The total availability of edible oil from all sources in Pakistan is estimated to be approximately 3 million tons. 23% of oilseeds are produced domestically, while the rest is largely imported, providing enormous scope for increasing domestic production. These oil seeds are widely used in the production of ghee and cooking oil by one of the largest manufacturing industries in the country. There are about 160 small and medium sized vegetable ghee and vegetable oil manufacturing units scattered across Pakistan.

The beverage processing industry's main products include fruit juices/beverages, canned fruits and carbonated beverages. In general, the industry can be divided into two sectors: production of juices and purees. syrups and production of carbonated drinks. Both the sectors have recorded impressive growth with major players like Pepsi, Coca Cola, Nestle, Mitchells, Shezan, Maza, etc. Their manufacturing units are mainly located in Punjab namely Lahore, Sargodha and Bahawalpur.

Pakistan is the fourth largest milk producing country in the world, which provides huge opportunities for the production of products  in the dairy sector.

More than 25 processing enterprises operate in the fruit and vegetable sector. Most are citrus based due to their abundant acreage. Following citrus fruits are mangoes, which are abundant in Southern Punjab and Sindh. The main processing plants are located in Peshawar, Lahore and Karachi.

Agricultural food processing (primary technological products)

This sector includes all agricultural food products (primary). This sector alone accounts for 21% of Pakistan's GDP and includes primary processing of fruits, vegetables, flour, sugar, pulses and grains. Pakistan produces more than 22 varieties of vegetables and has about 1,400 flour mills. The country ranks 5th in the world in terms of cane cultivation area and 9th in sugar cane production. Pulses are the most important source of vegetable protein in Pakistan and are grown on 5% of the total cultivated area.

Any foreign investor wishing to invest in the food industry of Pakistan can use the trade routes and special economic zones created as a result of CPEC (4 zones). This will lead to competitive advantage by reducing domestic overhead costs coupled with reduced transportation costs. Moreover, China's growing population is a huge target market for food exports.

Tourism sector

Pakistan is rich in tourist destinations offering a wide variety of options for different types of tourists.
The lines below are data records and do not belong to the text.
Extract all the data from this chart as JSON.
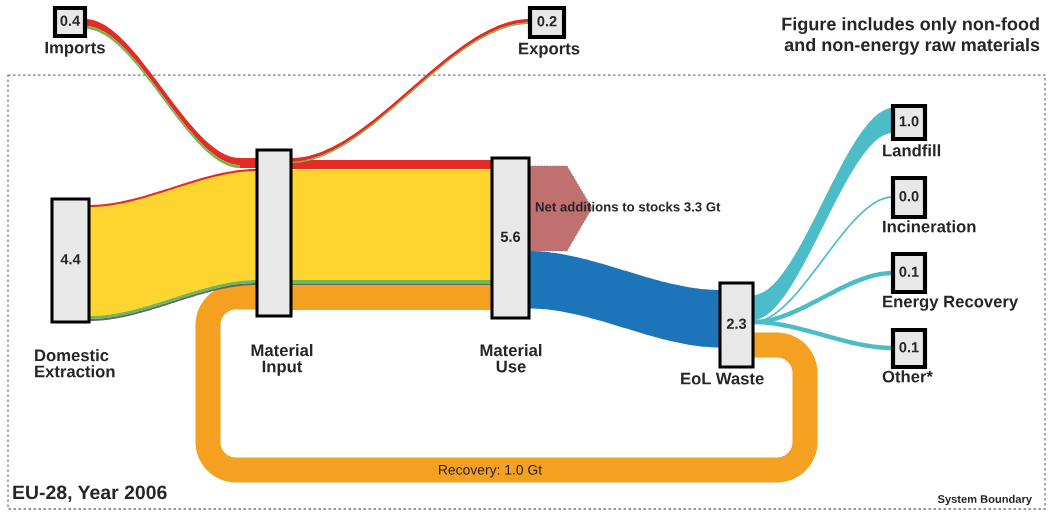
{
  "chart_data": {
    "type": "other",
    "title": "EU-28, Year 2006",
    "categories": [
      "Imports",
      "Exports",
      "Domestic Extraction",
      "Material Input",
      "Material Use",
      "EoL Waste",
      "Landfill",
      "Incineration",
      "Energy Recovery",
      "Other*"
    ],
    "values": [
      0.4,
      0.2,
      4.4,
      null,
      5.6,
      2.3,
      1.0,
      0.0,
      0.1,
      0.1
    ],
    "value_labels": [
      "0.4",
      "0.2",
      "4.4",
      null,
      "5.6",
      "2.3",
      "1.0",
      "0.0",
      "0.1",
      "0.1"
    ],
    "annotations": [
      "Figure includes only non-food and non-energy raw materials",
      "Net additions to stocks 3.3 Gt",
      "Recovery: 1.0 Gt",
      "System Boundary"
    ]
  }
}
The country is home to one of the oldest civilizations in the world, has countless scenic spots, the highest mountains in the world, many religious and historical sites, unique arts and crafts, and a rich culture and heritage.

The country is home to several UNESCO World Heritage Sites, such as the archaeological ruins at Mohenjodaro, the Buddhist ruins of Takht-i-Bakhi and the ruins of the neighboring city at Sakhr-i-Bahlol, Shalamar Fort and Gardens in Lahore, historical monuments at Makli, Thatta , Fort Rohtas and Taxila.

Trekking, mountaineering, rafting, jeep safaris in the mountains and deserts, camel and yak safaris, trout fishing and bird watching — Here are just a few of the activities that lure adventure and nature lovers to this country.

Pakistan is endowed with rich and diverse flora and fauna. The high Himalayas, Karakoram and Hindu Kush ranges with their alpine meadows and permanent snow line, coniferous forests in the foothill scrub, the vast Indus plain merging with the great desert, coastline and wetlands — all this offers an amazingly rich diversity of vegetation and fauna, including avifauna, both endemic and migratory. Pakistan has 10 of the 18 orders of mammals.

The country has 108 peaks above 7000 meters. 5 of the 14 highest peaks in the world (eight-thousanders) are in Pakistan.

The government is also actively promoting “religious tourism”, since it is one of the most profitable types of business in the world. Data from a recent survey showed that 83% of Sikhs in the diaspora living outside India expressed interest in visiting Pakistan. The Pakistani government is working with the World Bank to create a Buddhist trail to attract Buddhists, and in particular monks, from around the world.